Projeto Nitvolei Mania completa 15 anos com muitas histórias e se torna referência do esporte na Zona Sul da idade

Alexandre e os alunos celebram os 15 anos de amizade, que só foi possível graças ao vôlei de praia, em Icaraí

Lucas Benevides

Quem passa pela Praia de Icaraí, mais precisamente na altura da Avenida Jornalista Alberto Francisco Torres com a Rua Miguel de Frias, toda quarta, sexta e sábado, às 7h30, já deve ter se deparado com uma turma animada jogando vôlei. O que talvez muita gente não saiba é que ali cada atleta amador carrega uma história de superação. Seja por problemas de depressão ou de saúde, os cerca de 80 alunos deram a volta por cima graças à boa vontade e entrega do professor Alexandre Ribeiro, de 45 anos e que há 15 decidiu ajudar cada aluno e desde então fundou o Nitvolei Mania.

Alexandre é do tipo que chama atenção onde quer que passa. Com um sorriso contagiante, o professor contou que começou o projeto de maneira peculiar. Ao chegar na Praia de Icaraí, com uma bola de vôlei, um idoso de 70, apelidado de Zé Luiz, o viu brincando com a bola e perguntou se ele ensinava a dar manchete e foi aí que tudo começou.

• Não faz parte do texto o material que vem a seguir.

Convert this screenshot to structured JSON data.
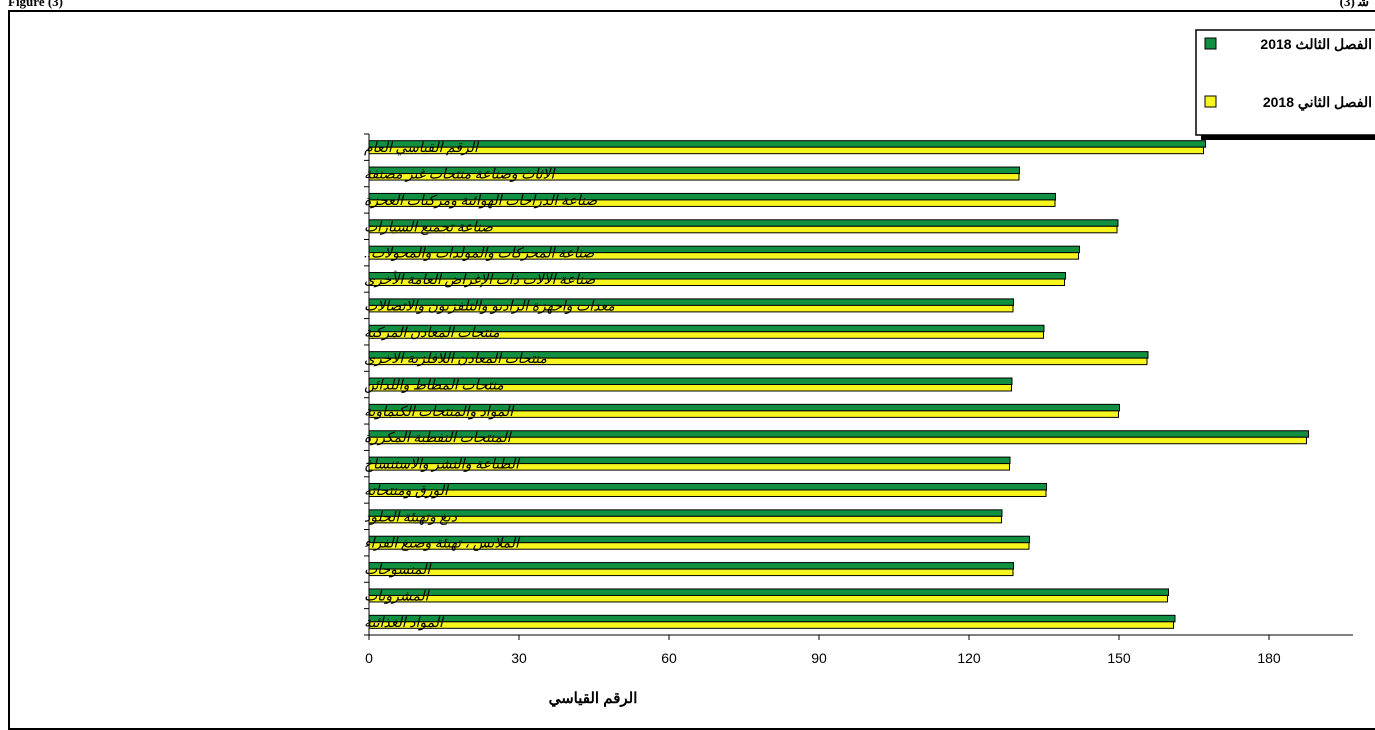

“Eu disse pra esse senhor que ensinava. Com o passar dos dias, a gente jogando acabou atraindo outras pessoas que quiseram aprender e acabamos formando um grupo, que hoje é o Nitvolei. Temos inclusive uma rede chamada de Zé Luiz, para homenageá-lo. São pessoas de diversas idades, mas em grande parte a turma é composta por pessoas um pouco mais de meia-idade”, disse Alexandre.

A história de Alexandre e o início do projeto foram parar no Comitê Olímpico Brasileiro (COB), que lhe rendeu uma homenagem marcante durante as Olimpíadas no Rio em 2016. O professor foi um dos responsáveis por carregar a tocha olímpica na cidade.

A aluna Vera Lúcia Azevedo se lembra de quando entrou na turma. Ela contou que sempre que caminhava na orla da Praia de Icaraí via o grupo jogando. A alegria chamava a sua atenção: “Perguntei se poderia jogar e me aceitaram na hora. Aqui aprendemos todos os fundamentos e o Alexandre cobra mesmo”, contou Vera.

Para Alexandre, fica a certeza de que o projeto está no momento certo: “Que venham mais histórias e mais 15 anos”, brincou.